Even when I showed up for my interview, I wondered if the Fuqua Admissions team would somehow, “find me out.” And, realizing that I was a business school imposter, they’d decide that my place was somewhere, just not at Fuqua.

So, I’m sure you can imagine when Shari Hubert, our Associate Dean of Admissions, called me one April morning to welcome me to Team Fuqua. I was at once excited, extremely grateful, and also genuinely shocked.

Fast forward a couple of months, and it didn’t take long for imposter syndrome to creep back in. All of my classmates appeared accomplished, brilliant, well-spoken, and put together, seemingly without any effort.

The conversations and interactions I had both virtually and in-person only seemed to reinforce this perception. Everyone was “fine.” Recruiting was “going well.” Interviews were crushed. Great grades secured. Friendships thrived.

And I began to wonder, was I the only one struggling to keep up?

I quickly learned I wasn’t alone and that a lot of my classmates were struggling too. One such classmate turned friend was Sowmya Alla, who reached out to me one day and quite bluntly said, “I’m really struggling. Recruiting sucks. This is really, really hard.”

From there, Sowmya opened up to me, and I opened up to her. As we opened the door to start talking transparently about what wasn’t going well and not just about what was, we began to feel better and felt less like imposters.

The more we talked, the more we noticed how infrequently we discussed our failures inside and outside the classroom, even though we both felt that often our failures proved to be more valuable than our successes.

We decided to do something about it and decided to create a podcast called, Failing Forward. Failing Forward is dedicated to providing an honest, humorous, and judgment-free space to discuss our failures, to learn from them, connect through them, and move forward together.

So far, we’ve recorded eight plus episodes, have had 1000+ listens, and have been overwhelmed by the outpouring of support we’ve received from not only Team Fuqua but other schools.
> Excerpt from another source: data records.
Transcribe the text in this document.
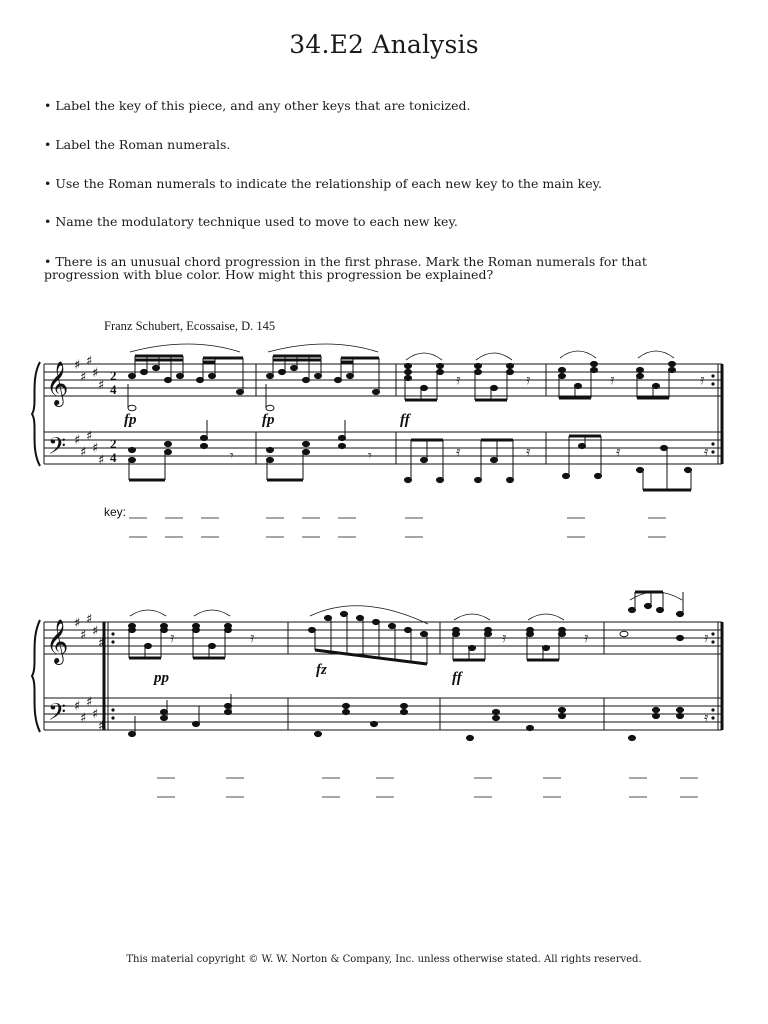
34.E2 Analysis
• Label the key of this piece, and any other keys that are tonicized.
• Label the Roman numerals.
• Use the Roman numerals to indicate the relationship of each new key to the main key.
• Name the modulatory technique used to move to each new key.
• There is an unusual chord progression in the first phrase. Mark the Roman numerals for that progression with blue color. How might this progression be explained?
Franz Schubert, Ecossaise, D. 145
𝄞
𝄢
♯
♯
♯
♯
♯
♯
♯
♯
♯
♯
2
4
2
4	𝄾	𝄾
𝄿	𝄿	𝄿	𝄿
𝄿	𝄿	𝄿	𝄿
fp	fp	ff
key:
𝄞
𝄢
♯
♯
♯
♯
♯
♯
♯
♯
♯
♯
𝄿	𝄿	𝄿	𝄿	𝄿
𝄿
pp	fz	ff
This material copyright © W. W. Norton & Company, Inc. unless otherwise stated. All rights reserved.
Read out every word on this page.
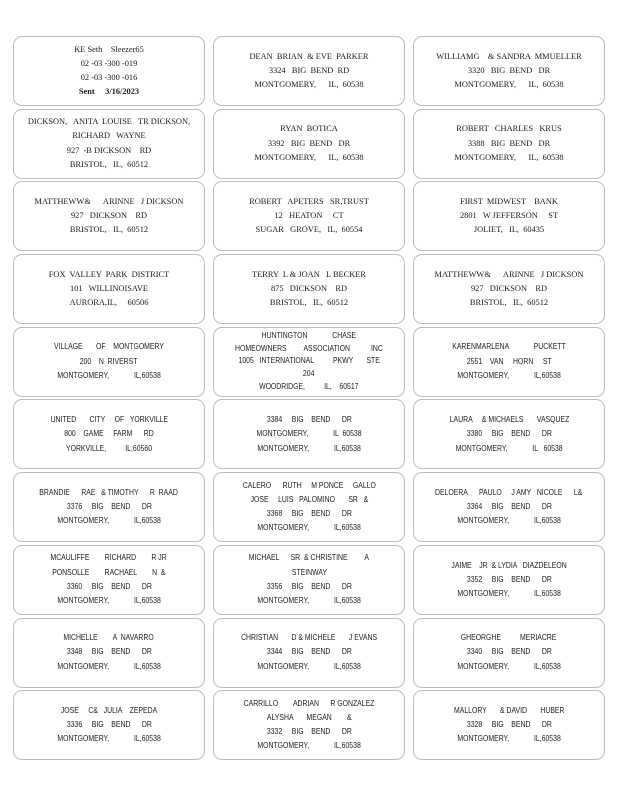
KE Seth    Sleezer65
02 -03 -300 -019
02 -03 -300 -016
Sent     3/16/2023
DEAN  BRIAN  & EVE  PARKER
3324   BIG  BEND  RD
MONTGOMERY,      IL,  60538
WILLIAMG    & SANDRA  MMUELLER
3320   BIG  BEND   DR
MONTGOMERY,      IL,  60538
DICKSON,   ANITA  LOUISE   TR DICKSON,
RICHARD   WAYNE
927  -B DICKSON    RD
BRISTOL,   IL,  60512
RYAN  BOTICA
3392   BIG  BEND   DR
MONTGOMERY,      IL,  60538
ROBERT   CHARLES   KRUS
3388   BIG  BEND   DR
MONTGOMERY,      IL,  60538
MATTHEWW&      ARINNE   J DICKSON
927   DICKSON    RD
BRISTOL,   IL,  60512
ROBERT   APETERS   SR,TRUST
12   HEATON     CT
SUGAR   GROVE,   IL,  60554
FIRST  MIDWEST    BANK
2801   W JEFFERSON     ST
JOLIET,   IL,  60435
FOX  VALLEY  PARK  DISTRICT
101   WILLINOISAVE
AURORA,IL,     60506
TERRY  L & JOAN   L BECKER
875   DICKSON    RD
BRISTOL,   IL,  60512
MATTHEWW&      ARINNE   J DICKSON
927   DICKSON    RD
BRISTOL,   IL,  60512
VILLAGE       OF    MONTGOMERY
200    N  RIVERST
MONTGOMERY,             IL,60538
HUNTINGTON             CHASE
HOMEOWNERS         ASSOCIATION           INC
1005   INTERNATIONAL          PKWY       STE
204
WOODRIDGE,          IL,    60517
KARENMARLENA             PUCKETT
2551    VAN     HORN     ST
MONTGOMERY,             IL,60538
UNITED       CITY     OF   YORKVILLE
800    GAME     FARM      RD
YORKVILLE,          IL,60560
3384     BIG    BEND      DR
MONTGOMERY,             IL  60538
MONTGOMERY,             IL,60538
LAURA     & MICHAELS       VASQUEZ
3380     BIG    BEND      DR
MONTGOMERY,             IL   60538
BRANDIE      RAE   & TIMOTHY      R  RAAD
3376     BIG    BEND      DR
MONTGOMERY,             IL,60538
CALERO      RUTH     M PONCE     GALLO
JOSE     LUIS   PALOMINO       SR   &
3368     BIG    BEND      DR
MONTGOMERY,             IL,60538
DELOERA      PAULO     J AMY   NICOLE      L&
3364     BIG    BEND      DR
MONTGOMERY,             IL,60538
MCAULIFFE        RICHARD        R JR
PONSOLLE        RACHAEL        N  &
3360     BIG    BEND      DR
MONTGOMERY,             IL,60538
MICHAEL      SR  & CHRISTINE         A
STEINWAY
3356     BIG    BEND      DR
MONTGOMERY,             IL,60538
JAIME    JR  & LYDIA   DIAZDELEON
3352     BIG    BEND      DR
MONTGOMERY,             IL,60538
MICHELLE        A  NAVARRO
3348     BIG    BEND      DR
MONTGOMERY,             IL,60538
CHRISTIAN       D & MICHELE       J EVANS
3344     BIG    BEND      DR
MONTGOMERY,             IL,60538
GHEORGHE          MERIACRE
3340     BIG    BEND      DR
MONTGOMERY,             IL,60538
JOSE     C&   JULIA    ZEPEDA
3336     BIG    BEND      DR
MONTGOMERY,             IL,60538
CARRILLO        ADRIAN      R GONZALEZ
ALYSHA       MEGAN        &
3332     BIG    BEND      DR
MONTGOMERY,             IL,60538
MALLORY       & DAVID       HUBER
3328     BIG    BEND      DR
MONTGOMERY,             IL,60538
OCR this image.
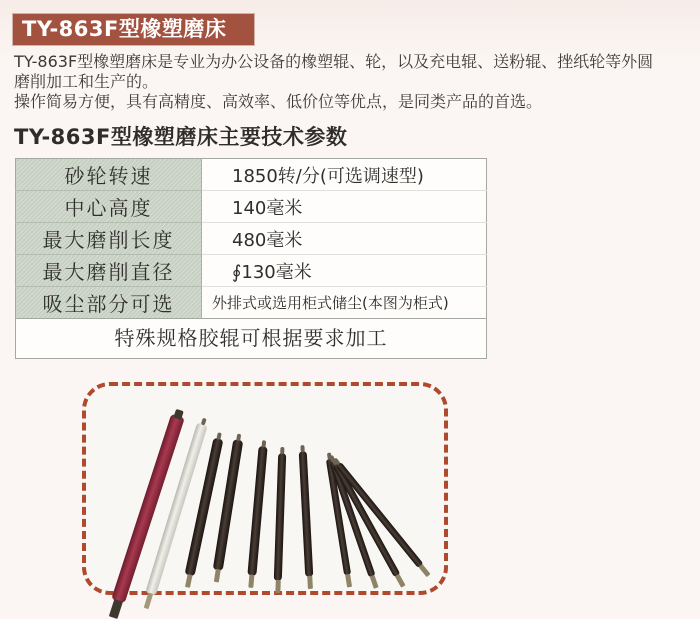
TY-863F型橡塑磨床

TY-863F型橡塑磨床是专业为办公设备的橡塑辊、轮，以及充电辊、送粉辊、挫纸轮等外圆磨削加工和生产的。

操作简易方便，具有高精度、高效率、低价位等优点，是同类产品的首选。

TY-863F型橡塑磨床主要技术参数
砂轮转速	1850转/分(可选调速型)
中心高度	140毫米
最大磨削长度	480毫米
最大磨削直径	∮130毫米
吸尘部分可选	外排式或选用柜式储尘(本图为柜式)
特殊规格胶辊可根据要求加工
Through the podcast, we’ve gotten to know, understand, and grow through our classmates’ experiences, all while covering everything from recruiting and imposter syndrome to the international student experience and identity. We hope that through Failing Forward, we can continue to build an authentic community by daring to be vulnerable and begin to normalize failure sharing so we can all grow together.